Foi esta a conversa que tive com o furriel e que procurei reproduzir o mais fielmente possível, enquanto as palavras não se afastaram demasiado, levadas pela aragem.

Quanto a mim, agora, vou ter de reler os oito aerogramas já preenchidos, para ver se retomo o fio à meada. Estou a sentir uma certa dificuldade em retomar a escrita. O motor arrefeceu. É preciso que volte a aquecer, para que o carro das ideias comece a rolar com facilidade e fluidez.

Há muita coisa para dizer! Dez dias é muito tempo! Vou ter de escolher uma estratégia: posso dar um corte nas ideias e saltar os acontecimentos, o que será cómodo e económico no combustível da caneta e esforço físico; posso limitar-me a uma breve síntese dos factos, o que será talvez melhor hipótese que a anterior; posso elaborar um roteiro, um esquema de trabalho, e ir seguindo-o, para não me perder, tornando-me mais rigoroso nesta minha missão voluntária e aprazível de conviver convosco. O que acham que deverei fazer?
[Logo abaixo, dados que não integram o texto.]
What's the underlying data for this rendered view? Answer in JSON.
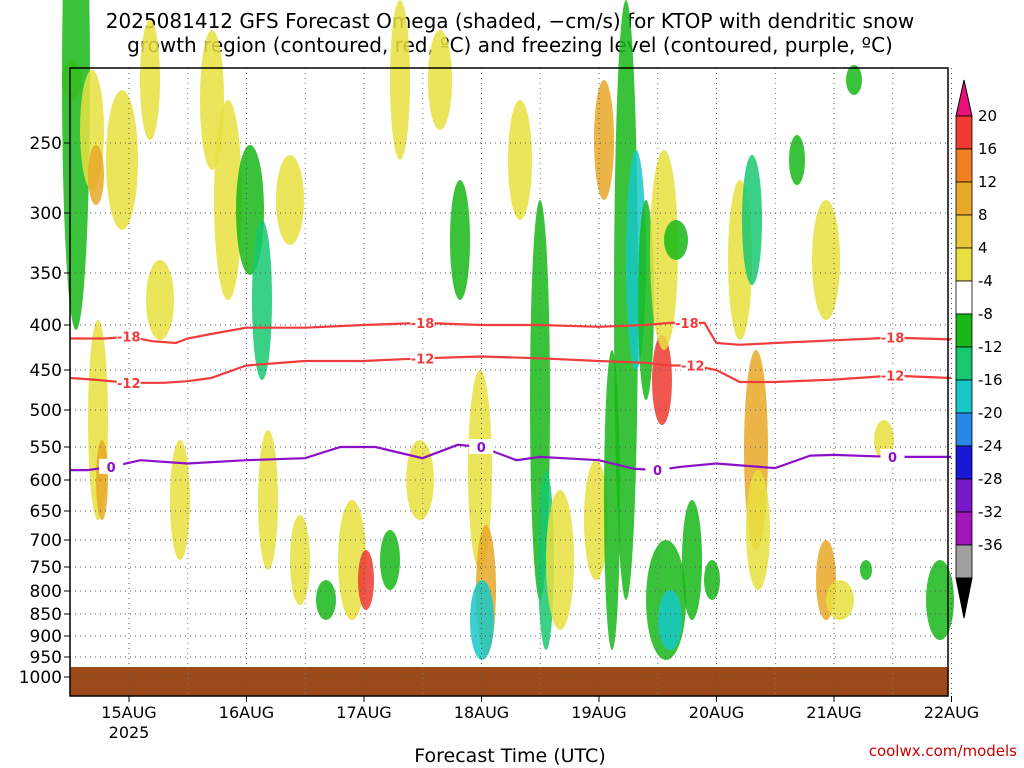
{
  "title": {
    "line1": "2025081412 GFS Forecast Omega (shaded, −cm/s) for KTOP with dendritic snow",
    "line2": "growth region (contoured, red, ºC) and freezing level (contoured, purple, ºC)"
  },
  "credit": "coolwx.com/models",
  "chart_data": {
    "type": "heatmap",
    "title": "2025081412 GFS Forecast Omega (shaded, −cm/s) for KTOP with dendritic snow growth region (contoured, red, ºC) and freezing level (contoured, purple, ºC)",
    "xlabel": "Forecast Time (UTC)",
    "ylabel": "",
    "x_ticks": [
      "15AUG",
      "16AUG",
      "17AUG",
      "18AUG",
      "19AUG",
      "20AUG",
      "21AUG",
      "22AUG"
    ],
    "x_tick_sublabel": {
      "tick": "15AUG",
      "text": "2025"
    },
    "xlim": [
      "2025-08-14 12Z",
      "2025-08-22 00Z"
    ],
    "y_ticks": [
      250,
      300,
      350,
      400,
      450,
      500,
      550,
      600,
      650,
      700,
      750,
      800,
      850,
      900,
      950,
      1000
    ],
    "ylim": [
      1000,
      200
    ],
    "grid": true,
    "colorbar": {
      "labels": [
        20,
        16,
        12,
        8,
        4,
        -4,
        -8,
        -12,
        -16,
        -20,
        -24,
        -28,
        -32,
        -36
      ],
      "colors": [
        "#e8107a",
        "#f03a30",
        "#f08020",
        "#e8a828",
        "#e8c838",
        "#e8e040",
        "#ffffff",
        "#18b818",
        "#18c870",
        "#18c8c8",
        "#2888e8",
        "#1818d8",
        "#7818c8",
        "#a018b8",
        "#a0a0a0",
        "#000000"
      ]
    },
    "contours": [
      {
        "name": "-18",
        "color": "#f03c3c",
        "x": [
          0,
          0.3,
          0.5,
          0.7,
          0.9,
          1.0,
          1.2,
          1.5,
          2.0,
          2.5,
          3.0,
          3.5,
          4.0,
          4.5,
          4.9,
          5.1,
          5.25,
          5.4,
          5.5,
          5.7,
          6.0,
          6.5,
          7.0,
          7.5
        ],
        "y": [
          415,
          415,
          413,
          418,
          420,
          415,
          410,
          403,
          403,
          400,
          398,
          400,
          400,
          402,
          400,
          398,
          398,
          398,
          420,
          422,
          420,
          417,
          414,
          416
        ]
      },
      {
        "name": "-12",
        "color": "#f03c3c",
        "x": [
          0,
          0.2,
          0.5,
          0.8,
          1.0,
          1.2,
          1.5,
          2.0,
          2.5,
          3.0,
          3.5,
          4.0,
          4.5,
          4.9,
          5.1,
          5.3,
          5.5,
          5.7,
          6.0,
          6.5,
          7.0,
          7.5
        ],
        "y": [
          460,
          462,
          466,
          466,
          464,
          460,
          445,
          440,
          440,
          437,
          435,
          437,
          440,
          442,
          445,
          445,
          450,
          465,
          465,
          462,
          457,
          460
        ]
      },
      {
        "name": "0",
        "color": "#8c10c8",
        "x": [
          0,
          0.15,
          0.35,
          0.6,
          1.0,
          1.5,
          2.0,
          2.3,
          2.6,
          3.0,
          3.3,
          3.5,
          3.8,
          4.0,
          4.2,
          4.5,
          4.8,
          5.0,
          5.2,
          5.5,
          6.0,
          6.3,
          6.5,
          7.0,
          7.5
        ],
        "y": [
          585,
          585,
          580,
          570,
          575,
          570,
          567,
          550,
          550,
          567,
          547,
          550,
          570,
          565,
          567,
          570,
          583,
          585,
          580,
          575,
          582,
          563,
          562,
          565,
          565
        ]
      }
    ]
  }
}
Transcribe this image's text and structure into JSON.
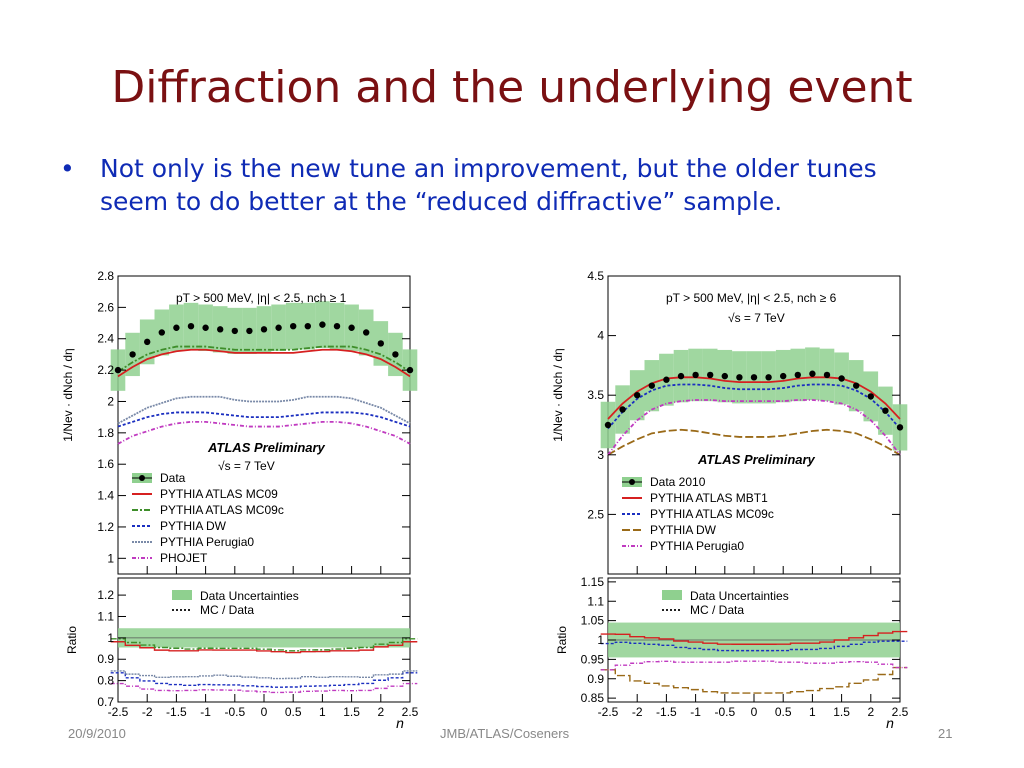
{
  "slide": {
    "title": "Diffraction and the underlying event",
    "bullet": "Not only is the new tune an improvement, but the older tunes seem to do better at the “reduced diffractive” sample.",
    "footer_left": "20/9/2010",
    "footer_center": "JMB/ATLAS/Coseners",
    "footer_right": "21"
  },
  "colors": {
    "title": "#7a1012",
    "bullet": "#0f2bb5",
    "band": "#8fd08f",
    "red": "#d62020",
    "green": "#3e8e2a",
    "blue": "#1b2fc0",
    "grey": "#7a8aa8",
    "magenta": "#c03ac0",
    "brown": "#9a6a18"
  },
  "chart_data": [
    {
      "type": "line",
      "main": {
        "ylabel": "1/Nev · dNch / dη",
        "ylim": [
          0.9,
          2.8
        ],
        "yticks": [
          "2.8",
          "2.6",
          "2.4",
          "2.2",
          "2",
          "1.8",
          "1.6",
          "1.4",
          "1.2",
          "1"
        ],
        "annotation": "pT > 500 MeV, |η| < 2.5, nch ≥ 1",
        "preliminary": "ATLAS Preliminary",
        "energy": "√s = 7 TeV"
      },
      "x": [
        -2.5,
        -2.25,
        -2,
        -1.75,
        -1.5,
        -1.25,
        -1,
        -0.75,
        -0.5,
        -0.25,
        0,
        0.25,
        0.5,
        0.75,
        1,
        1.25,
        1.5,
        1.75,
        2,
        2.25,
        2.5
      ],
      "xticks": [
        "-2.5",
        "-2",
        "-1.5",
        "-1",
        "-0.5",
        "0",
        "0.5",
        "1",
        "1.5",
        "2",
        "2.5"
      ],
      "xlabel": "η",
      "data": [
        2.2,
        2.3,
        2.38,
        2.44,
        2.47,
        2.48,
        2.47,
        2.46,
        2.45,
        2.45,
        2.46,
        2.47,
        2.48,
        2.48,
        2.49,
        2.48,
        2.47,
        2.44,
        2.37,
        2.3,
        2.2
      ],
      "series": [
        {
          "name": "PYTHIA ATLAS MC09",
          "color_key": "red",
          "dash": "",
          "values": [
            2.16,
            2.22,
            2.27,
            2.3,
            2.32,
            2.33,
            2.33,
            2.32,
            2.31,
            2.31,
            2.31,
            2.31,
            2.31,
            2.32,
            2.33,
            2.33,
            2.32,
            2.3,
            2.27,
            2.22,
            2.16
          ]
        },
        {
          "name": "PYTHIA ATLAS MC09c",
          "color_key": "green",
          "dash": "6,2,2,2",
          "values": [
            2.19,
            2.25,
            2.3,
            2.33,
            2.35,
            2.35,
            2.35,
            2.34,
            2.33,
            2.33,
            2.33,
            2.33,
            2.33,
            2.34,
            2.35,
            2.35,
            2.35,
            2.33,
            2.3,
            2.25,
            2.19
          ]
        },
        {
          "name": "PYTHIA DW",
          "color_key": "blue",
          "dash": "3,2",
          "values": [
            1.84,
            1.87,
            1.9,
            1.92,
            1.93,
            1.93,
            1.93,
            1.92,
            1.91,
            1.9,
            1.9,
            1.9,
            1.91,
            1.92,
            1.93,
            1.93,
            1.93,
            1.92,
            1.9,
            1.87,
            1.84
          ]
        },
        {
          "name": "PYTHIA Perugia0",
          "color_key": "grey",
          "dash": "2,1",
          "values": [
            1.86,
            1.91,
            1.96,
            1.99,
            2.02,
            2.03,
            2.03,
            2.03,
            2.01,
            2.0,
            2.0,
            2.0,
            2.01,
            2.03,
            2.03,
            2.03,
            2.02,
            1.99,
            1.96,
            1.91,
            1.86
          ]
        },
        {
          "name": "PHOJET",
          "color_key": "magenta",
          "dash": "4,2,1,2",
          "values": [
            1.73,
            1.78,
            1.81,
            1.84,
            1.86,
            1.87,
            1.87,
            1.86,
            1.85,
            1.84,
            1.84,
            1.84,
            1.85,
            1.86,
            1.87,
            1.87,
            1.86,
            1.84,
            1.81,
            1.78,
            1.73
          ]
        }
      ],
      "legend": [
        "Data",
        "PYTHIA ATLAS MC09",
        "PYTHIA ATLAS MC09c",
        "PYTHIA DW",
        "PYTHIA Perugia0",
        "PHOJET"
      ],
      "ratio": {
        "ylabel": "Ratio",
        "ylim": [
          0.7,
          1.28
        ],
        "yticks": [
          "1.2",
          "1.1",
          "1",
          "0.9",
          "0.8",
          "0.7"
        ],
        "band": 0.045,
        "legend": [
          "Data Uncertainties",
          "MC / Data"
        ]
      }
    },
    {
      "type": "line",
      "main": {
        "ylabel": "1/Nev · dNch / dη",
        "ylim": [
          2.0,
          4.5
        ],
        "yticks": [
          "4.5",
          "4",
          "3.5",
          "3",
          "2.5"
        ],
        "annotation": "pT > 500 MeV, |η| < 2.5, nch ≥ 6",
        "preliminary": "ATLAS Preliminary",
        "energy": "√s = 7 TeV"
      },
      "x": [
        -2.5,
        -2.25,
        -2,
        -1.75,
        -1.5,
        -1.25,
        -1,
        -0.75,
        -0.5,
        -0.25,
        0,
        0.25,
        0.5,
        0.75,
        1,
        1.25,
        1.5,
        1.75,
        2,
        2.25,
        2.5
      ],
      "xticks": [
        "-2.5",
        "-2",
        "-1.5",
        "-1",
        "-0.5",
        "0",
        "0.5",
        "1",
        "1.5",
        "2",
        "2.5"
      ],
      "xlabel": "η",
      "data": [
        3.25,
        3.38,
        3.5,
        3.58,
        3.63,
        3.66,
        3.67,
        3.67,
        3.66,
        3.65,
        3.65,
        3.65,
        3.66,
        3.67,
        3.68,
        3.67,
        3.64,
        3.58,
        3.49,
        3.37,
        3.23
      ],
      "series": [
        {
          "name": "PYTHIA ATLAS MBT1",
          "color_key": "red",
          "dash": "",
          "values": [
            3.3,
            3.43,
            3.53,
            3.6,
            3.64,
            3.65,
            3.65,
            3.64,
            3.62,
            3.61,
            3.61,
            3.61,
            3.62,
            3.64,
            3.65,
            3.65,
            3.64,
            3.6,
            3.53,
            3.43,
            3.3
          ]
        },
        {
          "name": "PYTHIA ATLAS MC09c",
          "color_key": "blue",
          "dash": "3,2",
          "values": [
            3.22,
            3.36,
            3.47,
            3.54,
            3.58,
            3.59,
            3.59,
            3.58,
            3.56,
            3.55,
            3.55,
            3.55,
            3.56,
            3.58,
            3.59,
            3.59,
            3.58,
            3.54,
            3.47,
            3.36,
            3.22
          ]
        },
        {
          "name": "PYTHIA DW",
          "color_key": "brown",
          "dash": "8,3",
          "values": [
            3.0,
            3.07,
            3.13,
            3.18,
            3.2,
            3.21,
            3.2,
            3.18,
            3.16,
            3.15,
            3.15,
            3.15,
            3.16,
            3.18,
            3.2,
            3.21,
            3.2,
            3.18,
            3.13,
            3.07,
            3.0
          ]
        },
        {
          "name": "PYTHIA Perugia0",
          "color_key": "magenta",
          "dash": "4,2,1,2",
          "values": [
            3.0,
            3.16,
            3.29,
            3.38,
            3.43,
            3.45,
            3.46,
            3.46,
            3.45,
            3.45,
            3.45,
            3.45,
            3.45,
            3.46,
            3.46,
            3.45,
            3.43,
            3.38,
            3.29,
            3.16,
            3.0
          ]
        }
      ],
      "legend": [
        "Data 2010",
        "PYTHIA ATLAS MBT1",
        "PYTHIA ATLAS MC09c",
        "PYTHIA DW",
        "PYTHIA Perugia0"
      ],
      "ratio": {
        "ylabel": "Ratio",
        "ylim": [
          0.84,
          1.16
        ],
        "yticks": [
          "1.15",
          "1.1",
          "1.05",
          "1",
          "0.95",
          "0.9",
          "0.85"
        ],
        "band": 0.045,
        "legend": [
          "Data Uncertainties",
          "MC / Data"
        ]
      }
    }
  ]
}
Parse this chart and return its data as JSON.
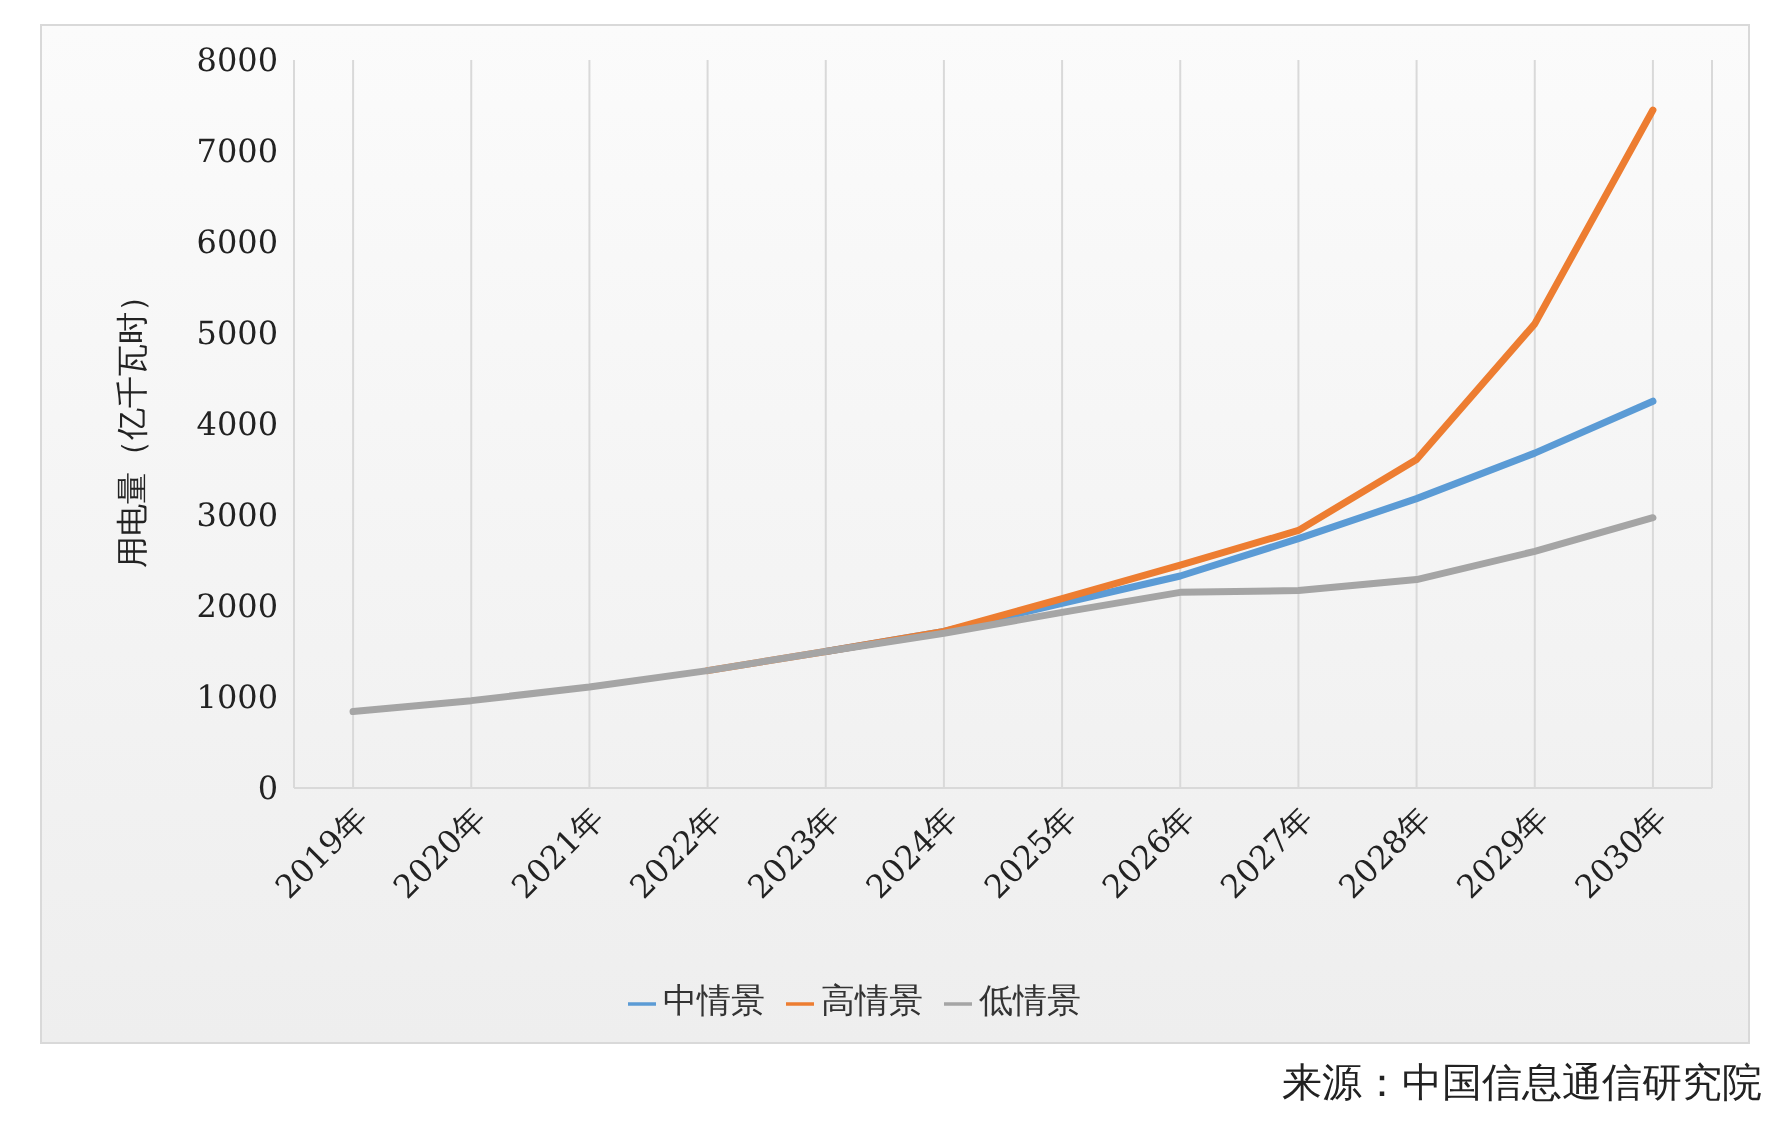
{
  "chart_data": {
    "type": "line",
    "ylabel": "用电量（亿千瓦时）",
    "categories": [
      "2019年",
      "2020年",
      "2021年",
      "2022年",
      "2023年",
      "2024年",
      "2025年",
      "2026年",
      "2027年",
      "2028年",
      "2029年",
      "2030年"
    ],
    "series": [
      {
        "name": "中情景",
        "color": "#5b9bd5",
        "values": [
          null,
          null,
          null,
          null,
          1500,
          1720,
          2030,
          2330,
          2740,
          3180,
          3680,
          4250
        ]
      },
      {
        "name": "高情景",
        "color": "#ed7d31",
        "values": [
          null,
          null,
          null,
          1290,
          1500,
          1720,
          2080,
          2450,
          2830,
          3610,
          5100,
          7450
        ]
      },
      {
        "name": "低情景",
        "color": "#a5a5a5",
        "values": [
          840,
          960,
          1110,
          1290,
          1500,
          1700,
          1930,
          2150,
          2170,
          2290,
          2600,
          2970
        ]
      }
    ],
    "ylim": [
      0,
      8000
    ],
    "yticks": [
      0,
      1000,
      2000,
      3000,
      4000,
      5000,
      6000,
      7000,
      8000
    ],
    "grid": "x",
    "legend": "bottom",
    "marker": "none",
    "line_style": "solid",
    "annotations": [
      "来源：中国信息通信研究院"
    ]
  }
}
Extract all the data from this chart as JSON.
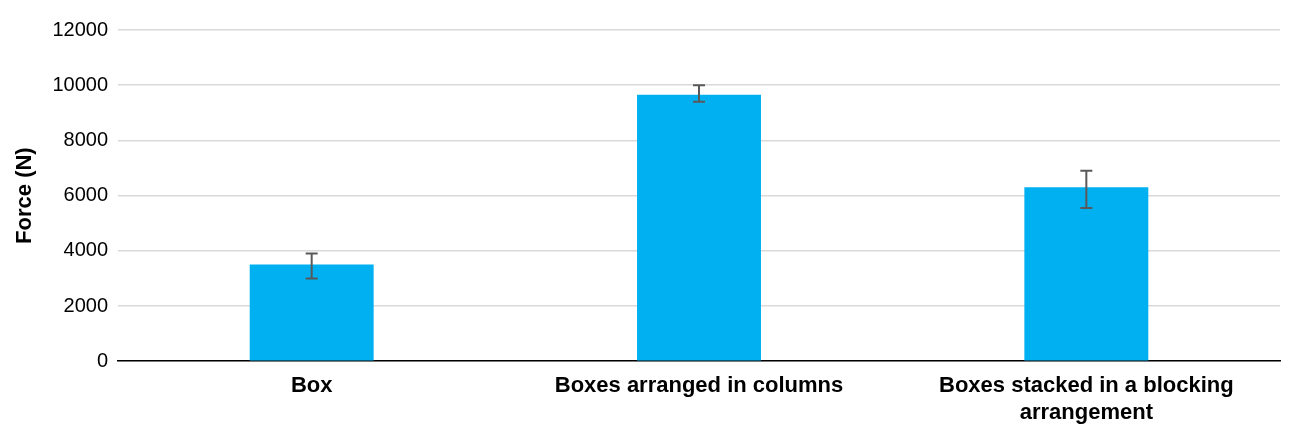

Está a mãe a dizer-me que devo deixar correr as ideias. É sugestão aceitável.

Não? Que não? O pai está a dizer-me que não? Qual é então a sua opinião avisada de professor? Devo fazer um balanço das ideias, um esquema daquilo que devo abordar e, depois, à medida que o tempo me for permitindo, desenvolvo as ideias? É isto que acha melhor? É isto que está a querer lembrar-me?

Estou a ver! Estou a lembrar-me perfeitamente dos seus conselhos, quando tínhamos, na terceira e quarta classe, os trabalhos de redacção sobre temas propostos. Creio que está cheio de razão! É preciso ter método. É preciso elaborar previamente um esquema de desenvolvimento, antes de expor as ideias. Estou plenamente de acordo consigo! É isso mesmo que vou fazer! Vou procurar ser metódico. Vou aplicar os conselhos que nos dava, quando era nosso professor. Digo nosso, porque estou a ver-me na sala de aula, na companhia dos meus companheiros. Os seus conselhos eram para todos nós, embora mais para uns que para outros. Os mais atentos, deverão tê-los guardado para o resto da vida, como foi o meu caso; os mais aéreos, esses, há muito deverão ter esquecido os seus conselhos, se lhes entraram por um ouvido e saíram pelo outro.

Fazendo um balanço dos últimos dias, tenho: as permanências prolongadas em Quimbele; as viagens frequentes entre a sede da Companhia e o destacamento; a correspondência recebida neste período de tempo.